The isolation measures taken to counter the spread of the coronavirus outbreak are leading many industries and businesses to reduce or stop their activity, significantly reducing energy consumption. In France, electricity consumption in the industrial sector is expected to have fallen by around 50% in one week, while consumption in the commercial and public sectors is expected to fall by 10 to 30%, depending on the area of activity.
The demand shock is compounded on the oil market by a supply shock, with the price war between Saudi Arabia and Russia. The production reduction commitments made by producing countries last year will lapse on 1 April next.
As a result, CO2 prices have dropped in one week from 24 to 16 €/t, while Brent crude reached on Wednesday its lowest level since 2003, at less than 25 dollars a barrel.

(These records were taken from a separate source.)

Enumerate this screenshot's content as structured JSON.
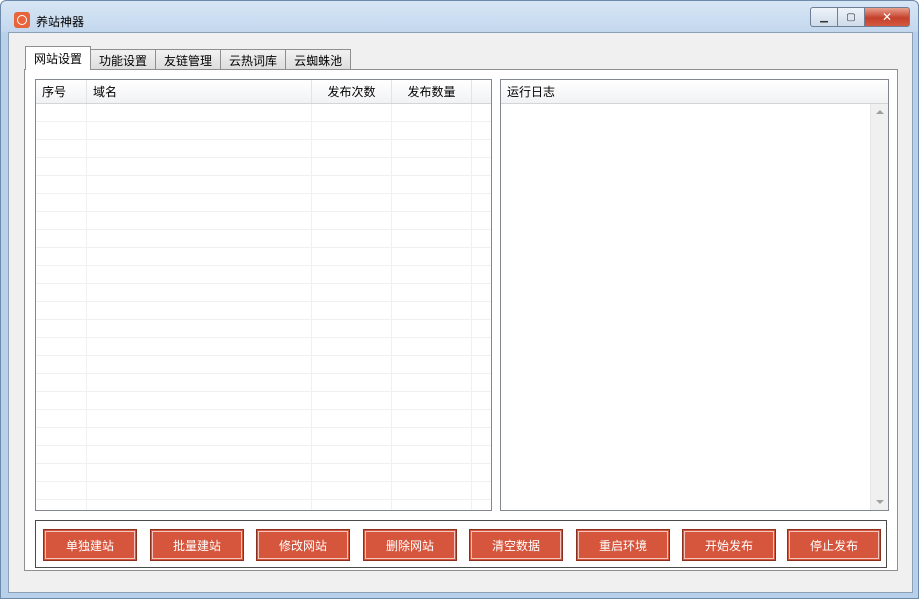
{
  "window": {
    "title": "养站神器"
  },
  "tabs": [
    "网站设置",
    "功能设置",
    "友链管理",
    "云热词库",
    "云蜘蛛池"
  ],
  "list": {
    "columns": [
      "序号",
      "域名",
      "发布次数",
      "发布数量"
    ]
  },
  "log": {
    "header": "运行日志"
  },
  "actions": [
    "单独建站",
    "批量建站",
    "修改网站",
    "删除网站",
    "清空数据",
    "重启环境",
    "开始发布",
    "停止发布"
  ],
  "colors": {
    "action_button": "#d6553d",
    "title_bar": "#c4d8ee"
  },
  "icons": {
    "app": "app-logo-icon",
    "min": "minimize-icon",
    "max": "maximize-icon",
    "close": "close-icon"
  }
}
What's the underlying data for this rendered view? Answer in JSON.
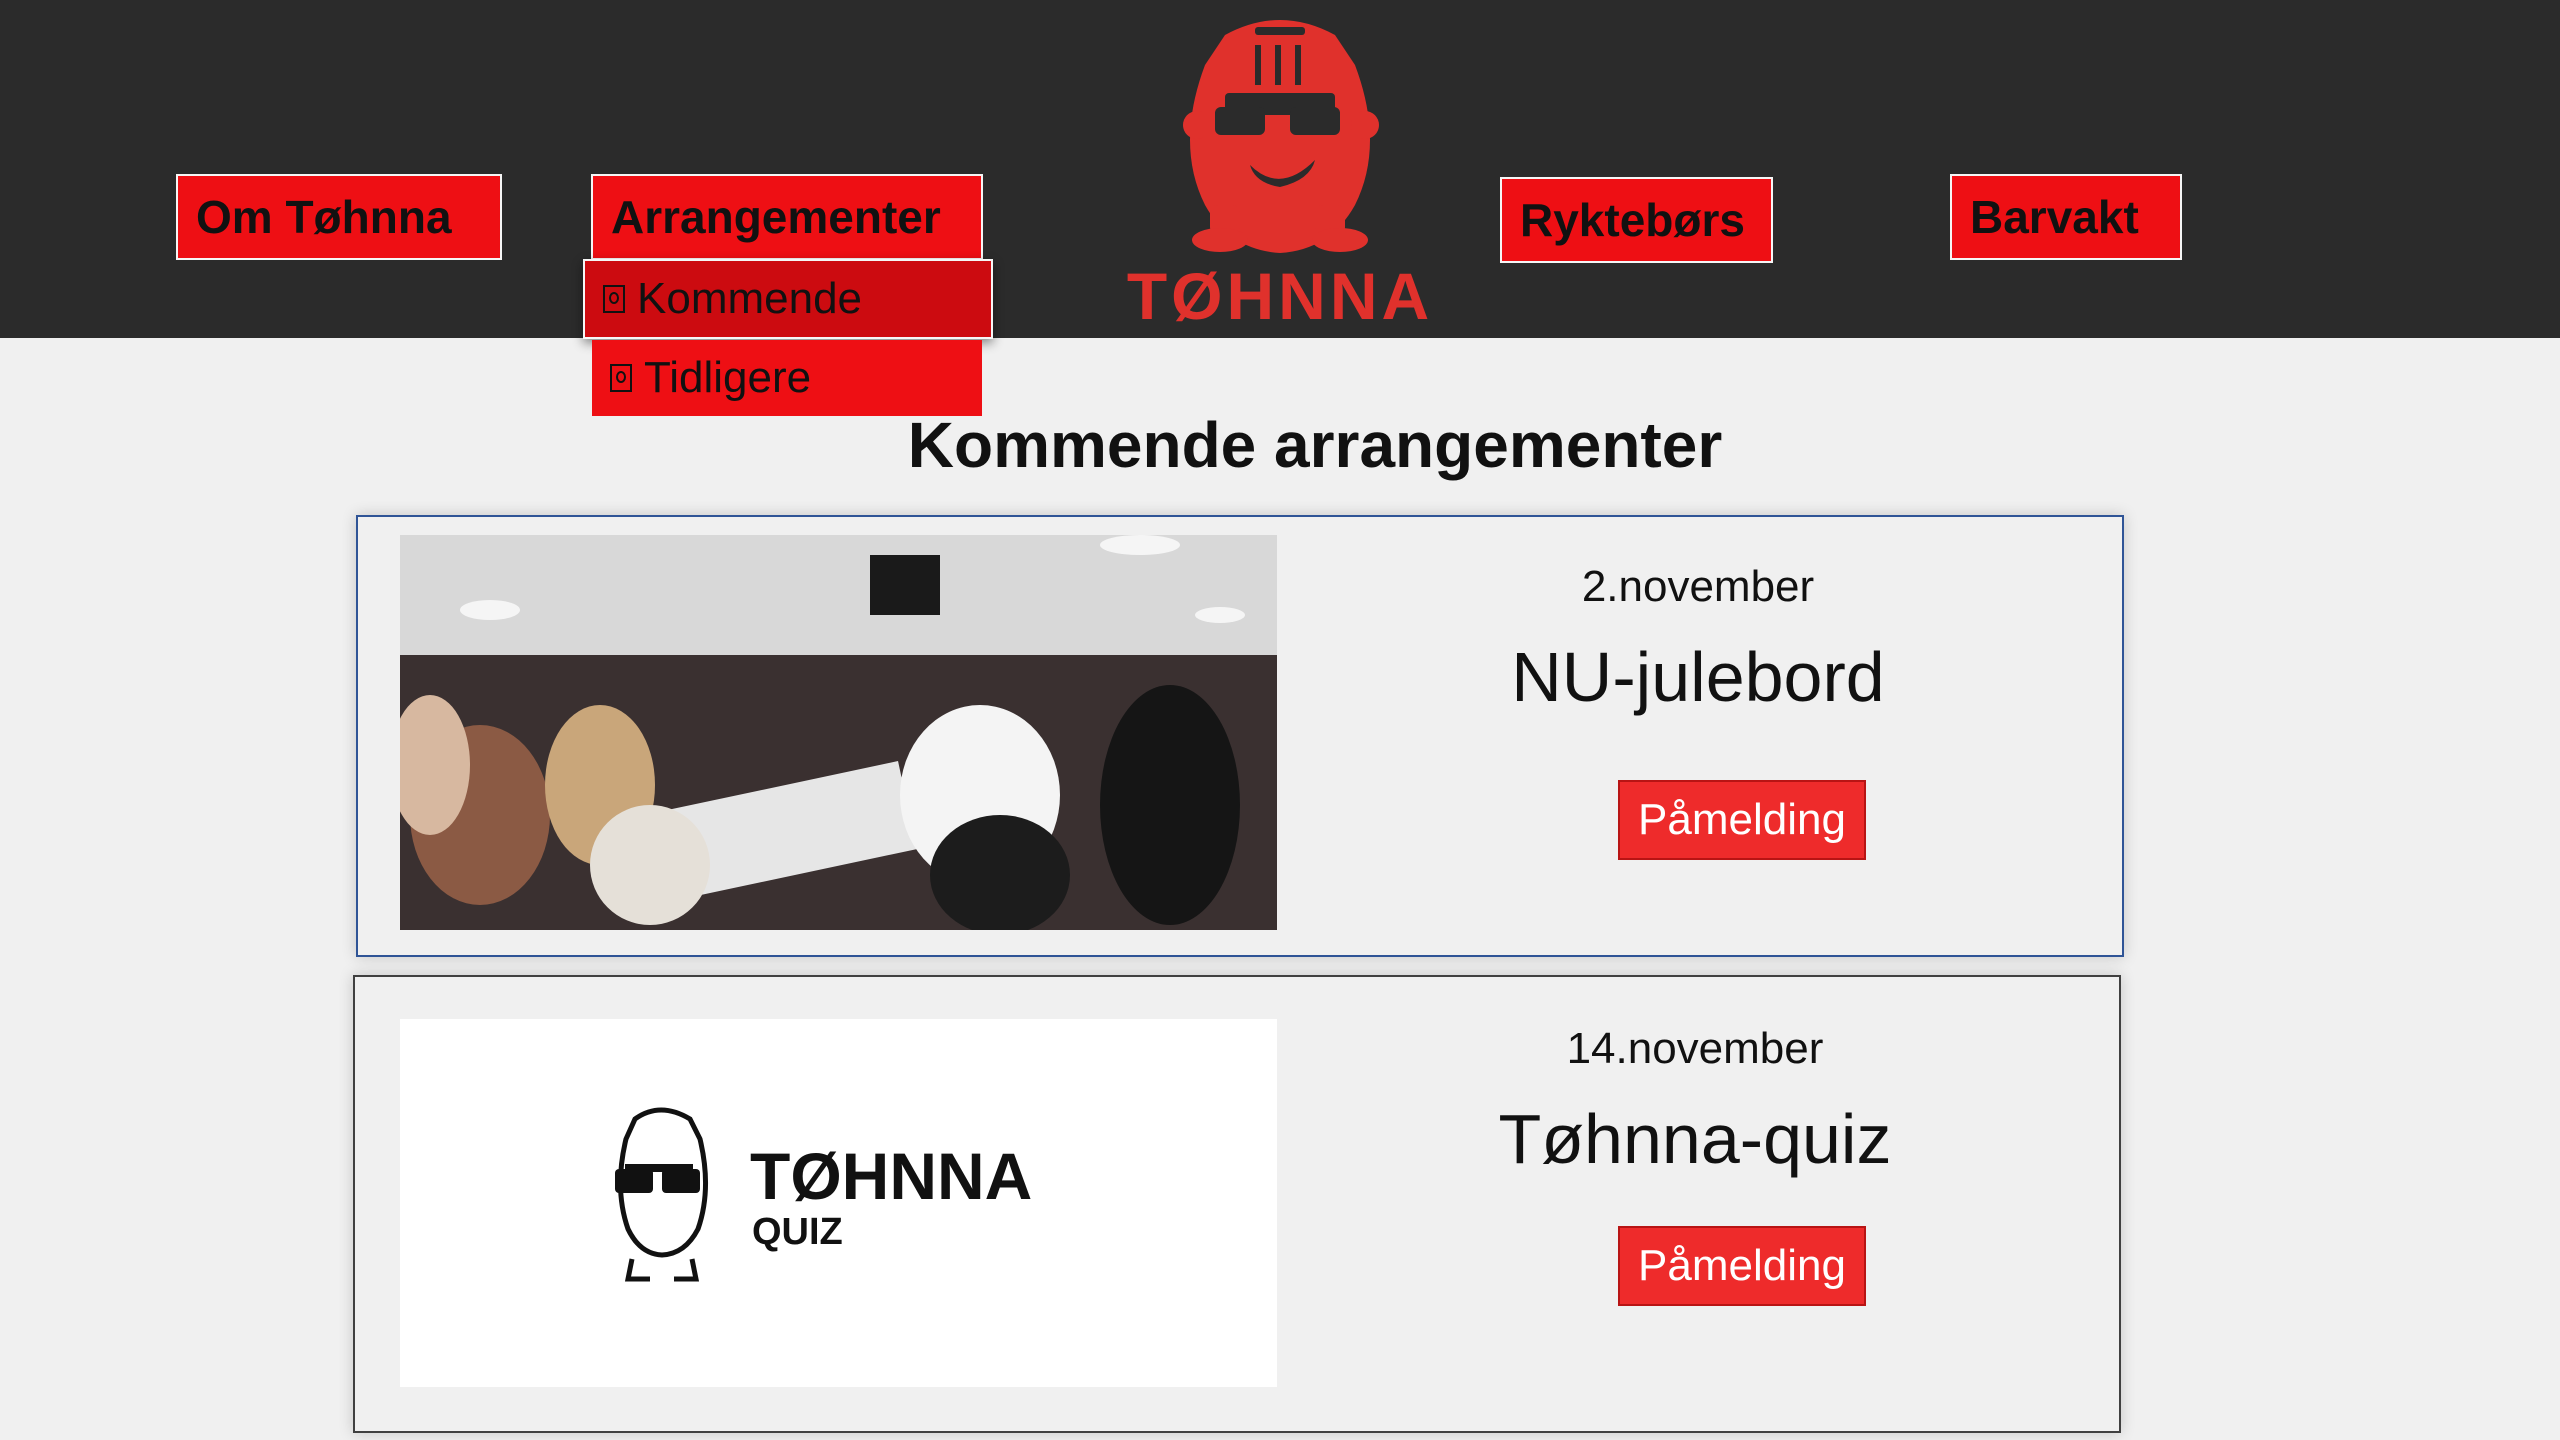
{
  "nav": {
    "about": "Om Tøhnna",
    "events": "Arrangementer",
    "rumors": "Ryktebørs",
    "bar": "Barvakt"
  },
  "dropdown": {
    "upcoming": "Kommende",
    "previous": "Tidligere"
  },
  "logo": {
    "text": "TØHNNA"
  },
  "page": {
    "heading": "Kommende arrangementer"
  },
  "events": [
    {
      "date": "2.november",
      "title": "NU-julebord",
      "signup": "Påmelding"
    },
    {
      "date": "14.november",
      "title": "Tøhnna-quiz",
      "signup": "Påmelding"
    }
  ],
  "quiz_logo": {
    "title": "TØHNNA",
    "subtitle": "QUIZ"
  },
  "colors": {
    "accent": "#ee0f14",
    "header_bg": "#2b2b2b",
    "logo_red": "#e0312c"
  }
}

The gas markets also followed this trend, falling to €12/MWh on Wednesday for the 2021 FTT deadline.
For the first time since 2017, the price of electricity in France (CAL 2021 Baseload) fell below the ARENH equilibrium price net of capacity, estimated at €39.5/MWh, closing Wednesday at €37.4/MWh.
The markets seem to have now integrated the short-term consequences of the current crisis and prices for short-term deliveries (Q2 2020) should stabilise. Uncertainty now surrounds whether or not some countries, which have not for the moment taken strict isolation measures (Great Britain, United States, Latin America), will change their strategy, and how long isolation will last in countries that have chosen this path, with the example of Italy showing that the decline of the outbreak may take longer in Europe than in China or South Korea. If strict isolation were to exceed four to five weeks or if the isolation strategies put in place were not to produce the expected effects, the risk of a market prices plummeting would again become significant.